What is an amicable divorce?

May 18, 2021

Some of the richest people in the United States have gotten divorced lately. Bill Gates is going through one, Jeff Bezos is divorced and Kim Kardashian is divorcing Kanye West. All of these big divorces have something in common. Jeff Bezos settled and is apparently friendly with his ext. Kim and Kanye settled their custody arrangements. The Gates divorce will never go to trial. The thing they have in common: their lawyers all told them that they have a lot more to lose through the litigation process. Maybe there are things they want to keep out of the public arena. Maybe the cost is less. Maybe they are mentally ready to go through a battle, where everything is a point of contention.


Litigation is CRAZY expensive. For one hour of court time, I spent 2-5 hours preparing, outlining testimony, arranging exhibits and the like. For a day in Court, I could bill over $10,000 to be prepared – and you would owe that even if you lose. I am not alone. I bet the costliest attorney teams bill $2,000 per hour or more (remember, I said team of attorneys) to prepare. And the result of hearings like those? The exes cannot stand each other. They resent the process, the money spent, the outcome and everything about it. Healing does not come for months, if ever.

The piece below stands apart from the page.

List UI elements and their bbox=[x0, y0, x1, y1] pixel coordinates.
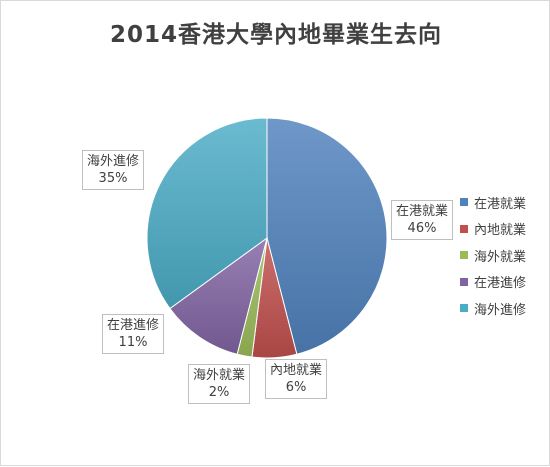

Amicable divorces are different. You save yourself the money by working on agreements with your soon-to-be-ex. You decide how to divide retirement accounts, savings and who is paying off the credit card debt. You decide how to divide the tax refunds. You decide how it is going to go, not the judge. And guess what? You tend to not hate your ex through the process. The tem amicable might be misleading – you certainly don’t have to like them – but you can stand to be in the same zip code without wishing they would be hit by a flaming meteor. But the process is amicable enough – its designed to not be a fight in court. And that is what we mean by an amicable divorce. Acting like adults and working together to come up with money saving solutions, not asking attorneys to argue over who gets the bathroom scale, the retirement, the dog and the car.